ENTRE
TEMPOS
Chovia uma
chuva fina e gelada e fazia um frio de lâmina de faca. A curtos espaços de
tempo, repentino, o manto de névoa caía para, dali a poucos minutos, se
desvanecer numa estranha limpidez.
À espera do
futuro, olhava o longe, pela janela. Deixava os olhos passearem pelos
castanheiros que se erguiam altos e esguios, na sua nudez perturbante e, na
distância, deixava-os vaguear por montes e vales, casarios e descampados.

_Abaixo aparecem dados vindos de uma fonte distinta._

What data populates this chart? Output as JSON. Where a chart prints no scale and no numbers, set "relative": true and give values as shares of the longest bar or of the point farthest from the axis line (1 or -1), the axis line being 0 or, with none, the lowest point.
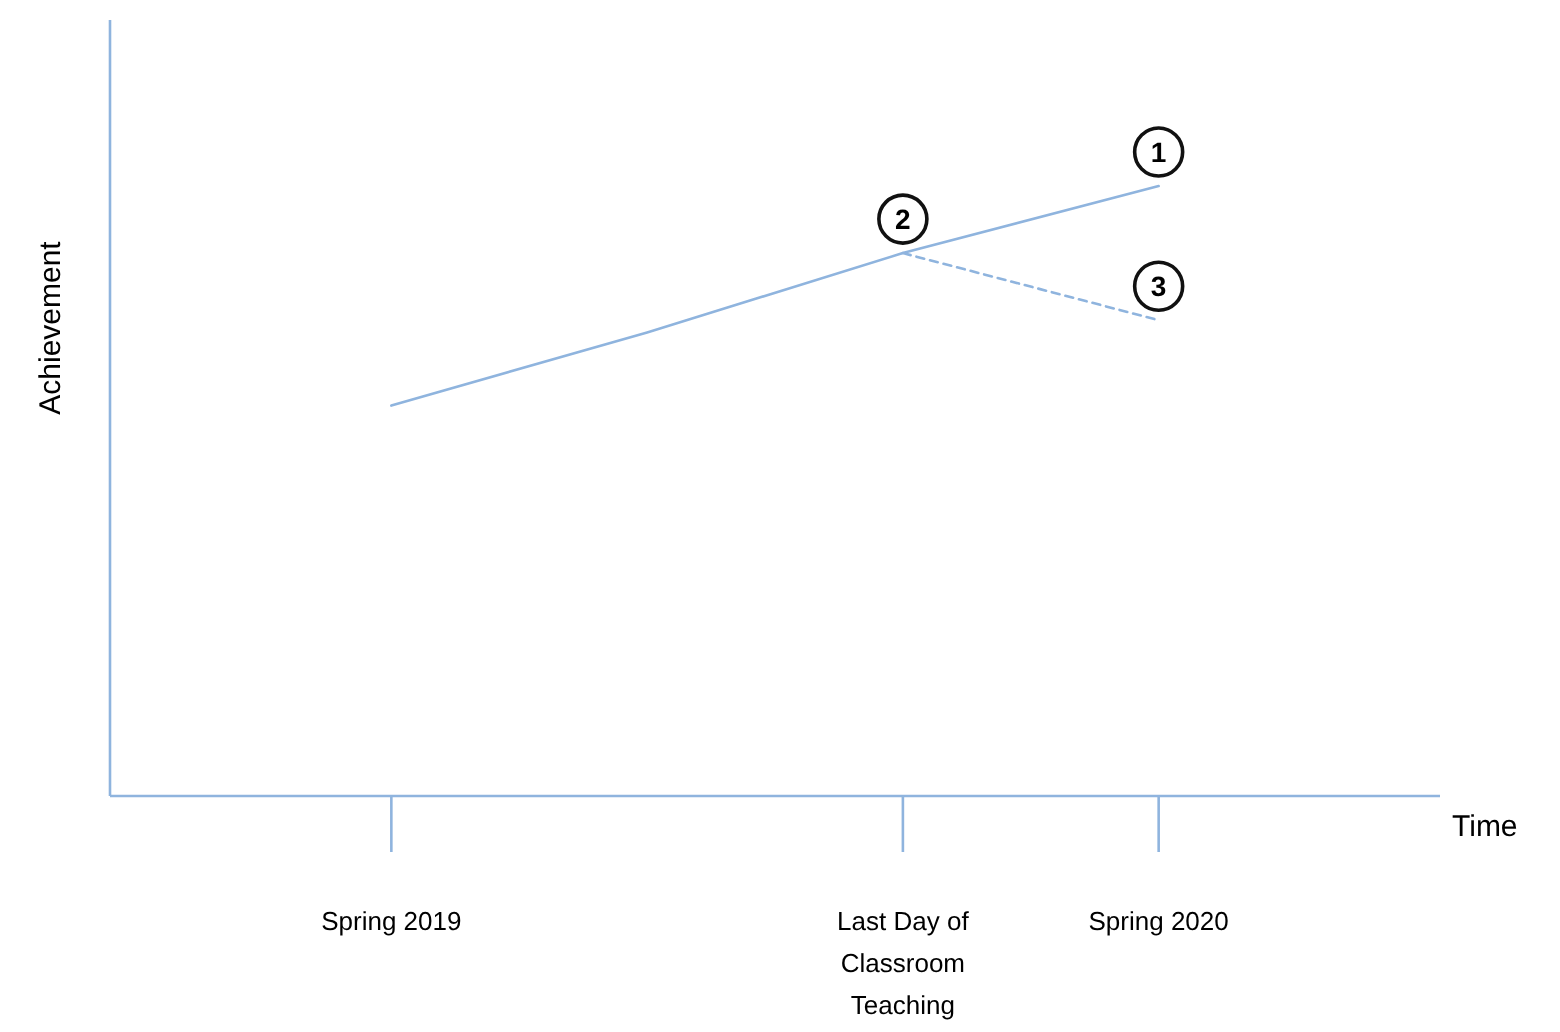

Continuava a conversar contigo nessas horas eternas em que conversávamos, as
horas boas da minha vida.
Naquele tempo,
vivia nas nuvens. Ouvia-te e pequenos ecos de luz iluminavam-me os olhos. Entre
nós cada palavra tinha uma sombra. Tudo era intensidade premente.
Naquele tempo,
o imaginado voo das tuas mãos adoçava o tempo.
Naquele tempo,
ora trovejava em mim um mar revolto de desassossego ora deslizava um rio manso
de tranquilidade.
Agora, a vida
conquistou-nos para a normalidade, cavando um fosso entre nós. Como sereia
chamando do abismo, desenhou-nos caminhos diferentes. Náufragos do mesmo barco,
rumámos direções diferentes. Perdemo-nos.
Agora,
chove-me nos olhos a tua ausência, aguadilha-se na boca este vazio.
Agora, a minha
saudade tem a cor da tua voz, o cheiro do teu riso, a macieza da tua alma.
Agora, a
saudade corre por dentro da distância entre nós.